Die Schüler des DS-Kurses hatten ein Jahr zuvor begonnen sich des Stückes anzunehmen, nachdem sie es aus einer Vielzahl von Werken ausgewählt hatten. Allerdings bot sich die Arbeit und Umgestaltung anfänglich schwerer als erwartet, was rasch eine gewisse Trägheit und fehlende Motivation zur Folge hatte. Doch nach einiger Zeit überwanden die Schüler diese Hürden zum Glück und versuchten kontinuierlich das Stück voranzubringen. Sie feilten, werkelten und schufteten an Kulissen, Requisiten und Kostümen um ihren Vorstellungen reelle Formen zu geben. Als es dann einen Tag vor der Aufführung zur Generalprobe kam und sogut wie alles schief ging, wurden wiederum leise Zweifel in den Schauspielern geweckt was den Erfolg des Stückes anging, doch sie gaben nicht auf und ganz nach dem Motto „Je schlechter die Generalprobe desto besser die Aufführung“ meisterten sie alle Probleme und brachten zur Überraschung aller mit „Zu ebener Erde und erster Stock“ ein kleines Meisterwerk der CZO auf die „Bretter, die die Welt bedeuten“.

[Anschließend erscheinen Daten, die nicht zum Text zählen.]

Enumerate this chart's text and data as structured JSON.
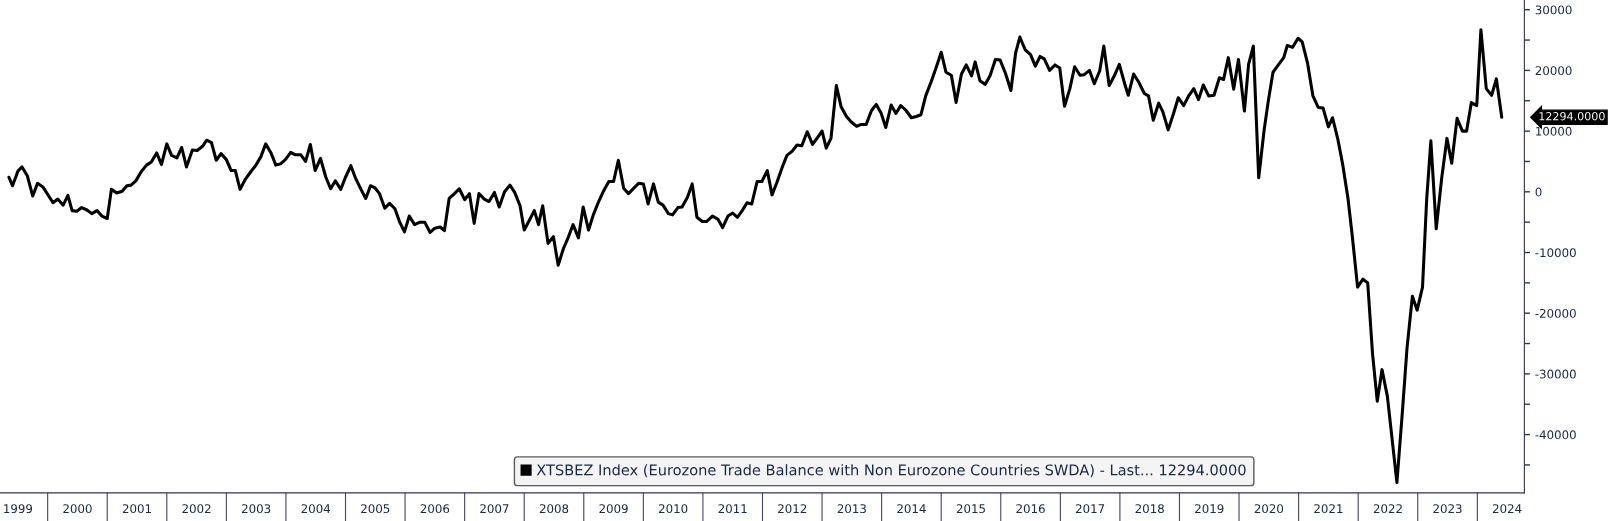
{
  "chart_data": {
    "type": "line",
    "x": [
      1999.35,
      1999.41,
      1999.5,
      1999.57,
      1999.66,
      1999.75,
      1999.83,
      1999.92,
      2000.09,
      2000.17,
      2000.26,
      2000.34,
      2000.41,
      2000.49,
      2000.57,
      2000.66,
      2000.74,
      2000.83,
      2000.91,
      2001.0,
      2001.07,
      2001.16,
      2001.25,
      2001.33,
      2001.4,
      2001.48,
      2001.57,
      2001.66,
      2001.74,
      2001.83,
      2001.91,
      2002.0,
      2002.08,
      2002.17,
      2002.25,
      2002.33,
      2002.43,
      2002.51,
      2002.6,
      2002.67,
      2002.75,
      2002.83,
      2002.91,
      2003.0,
      2003.08,
      2003.15,
      2003.23,
      2003.32,
      2003.41,
      2003.49,
      2003.58,
      2003.66,
      2003.75,
      2003.83,
      2003.91,
      2003.99,
      2004.08,
      2004.16,
      2004.25,
      2004.33,
      2004.41,
      2004.49,
      2004.58,
      2004.67,
      2004.75,
      2004.83,
      2004.92,
      2005.0,
      2005.09,
      2005.17,
      2005.26,
      2005.34,
      2005.42,
      2005.49,
      2005.57,
      2005.66,
      2005.74,
      2005.83,
      2005.91,
      2005.99,
      2006.07,
      2006.16,
      2006.25,
      2006.33,
      2006.42,
      2006.5,
      2006.59,
      2006.66,
      2006.74,
      2006.83,
      2006.91,
      2007.0,
      2007.08,
      2007.16,
      2007.24,
      2007.33,
      2007.41,
      2007.5,
      2007.58,
      2007.67,
      2007.76,
      2007.84,
      2007.93,
      2008.0,
      2008.08,
      2008.17,
      2008.24,
      2008.31,
      2008.4,
      2008.49,
      2008.57,
      2008.66,
      2008.74,
      2008.82,
      2008.91,
      2008.99,
      2009.08,
      2009.16,
      2009.25,
      2009.33,
      2009.42,
      2009.5,
      2009.58,
      2009.67,
      2009.75,
      2009.84,
      2009.92,
      2010.0,
      2010.08,
      2010.17,
      2010.25,
      2010.33,
      2010.42,
      2010.49,
      2010.58,
      2010.65,
      2010.74,
      2010.82,
      2010.9,
      2010.99,
      2011.06,
      2011.16,
      2011.25,
      2011.33,
      2011.42,
      2011.5,
      2011.58,
      2011.66,
      2011.74,
      2011.82,
      2011.91,
      2011.99,
      2012.08,
      2012.16,
      2012.24,
      2012.33,
      2012.41,
      2012.5,
      2012.58,
      2012.66,
      2012.75,
      2012.84,
      2012.92,
      2013.0,
      2013.07,
      2013.15,
      2013.24,
      2013.32,
      2013.41,
      2013.49,
      2013.58,
      2013.66,
      2013.74,
      2013.83,
      2013.91,
      2013.99,
      2014.07,
      2014.16,
      2014.24,
      2014.32,
      2014.41,
      2014.5,
      2014.58,
      2014.66,
      2014.74,
      2014.83,
      2014.91,
      2015.0,
      2015.08,
      2015.17,
      2015.25,
      2015.34,
      2015.42,
      2015.51,
      2015.57,
      2015.65,
      2015.74,
      2015.82,
      2015.91,
      2015.99,
      2016.08,
      2016.17,
      2016.25,
      2016.32,
      2016.41,
      2016.5,
      2016.58,
      2016.66,
      2016.73,
      2016.82,
      2016.91,
      2016.99,
      2017.07,
      2017.16,
      2017.24,
      2017.33,
      2017.4,
      2017.49,
      2017.57,
      2017.66,
      2017.73,
      2017.82,
      2017.91,
      2017.99,
      2018.08,
      2018.14,
      2018.23,
      2018.32,
      2018.41,
      2018.48,
      2018.56,
      2018.65,
      2018.72,
      2018.81,
      2018.9,
      2018.98,
      2019.07,
      2019.16,
      2019.24,
      2019.32,
      2019.4,
      2019.49,
      2019.58,
      2019.67,
      2019.74,
      2019.82,
      2019.91,
      2019.99,
      2020.09,
      2020.16,
      2020.24,
      2020.33,
      2020.42,
      2020.49,
      2020.57,
      2020.66,
      2020.75,
      2020.81,
      2020.9,
      2020.99,
      2021.06,
      2021.15,
      2021.24,
      2021.33,
      2021.41,
      2021.5,
      2021.57,
      2021.66,
      2021.74,
      2021.83,
      2021.9,
      2021.99,
      2022.08,
      2022.16,
      2022.24,
      2022.32,
      2022.4,
      2022.49,
      2022.65,
      2022.74,
      2022.82,
      2022.91,
      2022.99,
      2023.08,
      2023.15,
      2023.22,
      2023.31,
      2023.4,
      2023.49,
      2023.57,
      2023.66,
      2023.75,
      2023.82,
      2023.9,
      2023.99,
      2024.06,
      2024.15,
      2024.24,
      2024.32,
      2024.41
    ],
    "series": [
      {
        "name": "XTSBEZ Index (Eurozone Trade Balance with Non Eurozone Countries SWDA) - Last... 12294.0000",
        "color": "#000000",
        "values": [
          2400,
          1000,
          3400,
          4100,
          2600,
          -700,
          1400,
          800,
          -1800,
          -1200,
          -2200,
          -600,
          -3100,
          -3200,
          -2600,
          -3000,
          -3600,
          -3100,
          -4000,
          -4400,
          400,
          -200,
          100,
          1000,
          1100,
          1800,
          3300,
          4400,
          4900,
          6400,
          4500,
          7900,
          6000,
          5600,
          7300,
          4100,
          6900,
          6800,
          7500,
          8500,
          8100,
          5200,
          6300,
          5300,
          3500,
          3500,
          400,
          2100,
          3300,
          4300,
          5800,
          7900,
          6400,
          4400,
          4600,
          5300,
          6500,
          6100,
          6100,
          5000,
          7800,
          3500,
          5500,
          2400,
          500,
          1800,
          400,
          2400,
          4300,
          2200,
          400,
          -1100,
          1000,
          700,
          -300,
          -2700,
          -1900,
          -2800,
          -5000,
          -6600,
          -4000,
          -5400,
          -5000,
          -5000,
          -6700,
          -6000,
          -5800,
          -6400,
          -1100,
          -300,
          500,
          -1300,
          -300,
          -5200,
          -300,
          -1200,
          -1600,
          -100,
          -2500,
          0,
          1100,
          -100,
          -2300,
          -6300,
          -4800,
          -3100,
          -5400,
          -2300,
          -8500,
          -7400,
          -12100,
          -9300,
          -7500,
          -5400,
          -7600,
          -2500,
          -6300,
          -3800,
          -1600,
          100,
          1700,
          1700,
          5200,
          600,
          -300,
          600,
          1400,
          1300,
          -2000,
          1300,
          -1700,
          -2200,
          -3600,
          -3800,
          -2600,
          -2500,
          -900,
          1300,
          -4200,
          -4900,
          -4900,
          -4000,
          -4500,
          -5900,
          -4000,
          -3500,
          -4200,
          -3100,
          -1800,
          -2000,
          1700,
          1700,
          3500,
          -500,
          1500,
          4000,
          6000,
          6700,
          7700,
          7600,
          9900,
          7800,
          8900,
          10000,
          7200,
          8800,
          17500,
          14000,
          12400,
          11500,
          10800,
          11100,
          11100,
          13400,
          14400,
          13000,
          10600,
          14300,
          12900,
          14200,
          13400,
          12200,
          12400,
          12700,
          15800,
          18100,
          20300,
          23000,
          19700,
          19200,
          14700,
          19400,
          20900,
          19100,
          21400,
          18300,
          17700,
          19100,
          21800,
          21700,
          19500,
          16700,
          22900,
          25500,
          23400,
          22600,
          20700,
          22300,
          21900,
          20000,
          20900,
          20400,
          14100,
          17000,
          20600,
          19200,
          19300,
          20000,
          17800,
          19900,
          24000,
          17500,
          19200,
          21000,
          17800,
          15900,
          19400,
          18000,
          16200,
          15800,
          11800,
          14600,
          13200,
          10200,
          12900,
          15500,
          14200,
          15900,
          17000,
          15200,
          17600,
          15800,
          15900,
          18800,
          18500,
          22100,
          16900,
          21800,
          13300,
          21000,
          24000,
          2300,
          10100,
          14900,
          19700,
          20900,
          22100,
          24100,
          23800,
          25300,
          24700,
          21200,
          15800,
          13900,
          13800,
          10700,
          12200,
          8600,
          4500,
          -1200,
          -7200,
          -15700,
          -14400,
          -15000,
          -26600,
          -34500,
          -29300,
          -33700,
          -47900,
          -36500,
          -25700,
          -17200,
          -19500,
          -15700,
          -1200,
          8400,
          -6100,
          2100,
          8800,
          4700,
          12100,
          10000,
          10000,
          14700,
          14200,
          26700,
          17000,
          15900,
          18600,
          12294
        ]
      }
    ],
    "xlim": [
      1999.2,
      2024.79
    ],
    "ylim": [
      -49600,
      31600
    ],
    "xticks": [
      {
        "value": 1999.5,
        "label": "1999"
      },
      {
        "value": 2000.5,
        "label": "2000"
      },
      {
        "value": 2001.5,
        "label": "2001"
      },
      {
        "value": 2002.5,
        "label": "2002"
      },
      {
        "value": 2003.5,
        "label": "2003"
      },
      {
        "value": 2004.5,
        "label": "2004"
      },
      {
        "value": 2005.5,
        "label": "2005"
      },
      {
        "value": 2006.5,
        "label": "2006"
      },
      {
        "value": 2007.5,
        "label": "2007"
      },
      {
        "value": 2008.5,
        "label": "2008"
      },
      {
        "value": 2009.5,
        "label": "2009"
      },
      {
        "value": 2010.5,
        "label": "2010"
      },
      {
        "value": 2011.5,
        "label": "2011"
      },
      {
        "value": 2012.5,
        "label": "2012"
      },
      {
        "value": 2013.5,
        "label": "2013"
      },
      {
        "value": 2014.5,
        "label": "2014"
      },
      {
        "value": 2015.5,
        "label": "2015"
      },
      {
        "value": 2016.5,
        "label": "2016"
      },
      {
        "value": 2017.5,
        "label": "2017"
      },
      {
        "value": 2018.5,
        "label": "2018"
      },
      {
        "value": 2019.5,
        "label": "2019"
      },
      {
        "value": 2020.5,
        "label": "2020"
      },
      {
        "value": 2021.5,
        "label": "2021"
      },
      {
        "value": 2022.5,
        "label": "2022"
      },
      {
        "value": 2023.5,
        "label": "2023"
      },
      {
        "value": 2024.5,
        "label": "2024"
      }
    ],
    "yticks": [
      30000,
      {
        "value": 25000,
        "label": null
      },
      20000,
      {
        "value": 15000,
        "label": null
      },
      10000,
      {
        "value": 5000,
        "label": null
      },
      0,
      {
        "value": -5000,
        "label": null
      },
      -10000,
      {
        "value": -15000,
        "label": null
      },
      -20000,
      {
        "value": -25000,
        "label": null
      },
      -30000,
      {
        "value": -35000,
        "label": null
      },
      -40000,
      {
        "value": -45000,
        "label": null
      }
    ],
    "annotations": [
      "12294.0000"
    ],
    "legend": "bottom",
    "grid": false,
    "line_style": "solid",
    "marker": "none"
  }
}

Und hier noch eine kurze Zusammenfassung als kleine Erinnerungshilfe und für alle die das Stück aus irgendeinem Grund verpasst haben:



Herr und Frau Goldfuchs leben mit ihrer Tochter Emilie, zwei Butlern und einem Zimmermädchen im ersten Stock eines Mietshauses im puren Luxus, während der Trödler Schlucker und seine Familie in der viel zu kleinen Wohnung zu ebener Erde hausen und jeden Groschen doppelt umdrehen müssen um zu überleben. Doch im Laufe der Zeit widerfährt der Trödlerfamilie immer mehr Gutes (Finderlohn, Lottogewinn…), während bei den Goldfüchsen beginnt das Unglück Einzug zu halten (Verhaftung des Sohnes, Fehlgeschlagene Investition…). Außerdem gibt es noch eine anrührende Liebesgeschichte zwischen der reichen Emilie und dem in Armut lebenden Trödlersohn Adrian und „falsche Briefzustellungen“, die helfen die ganze Geschichte in die „richten Bahnen“ zu lenken.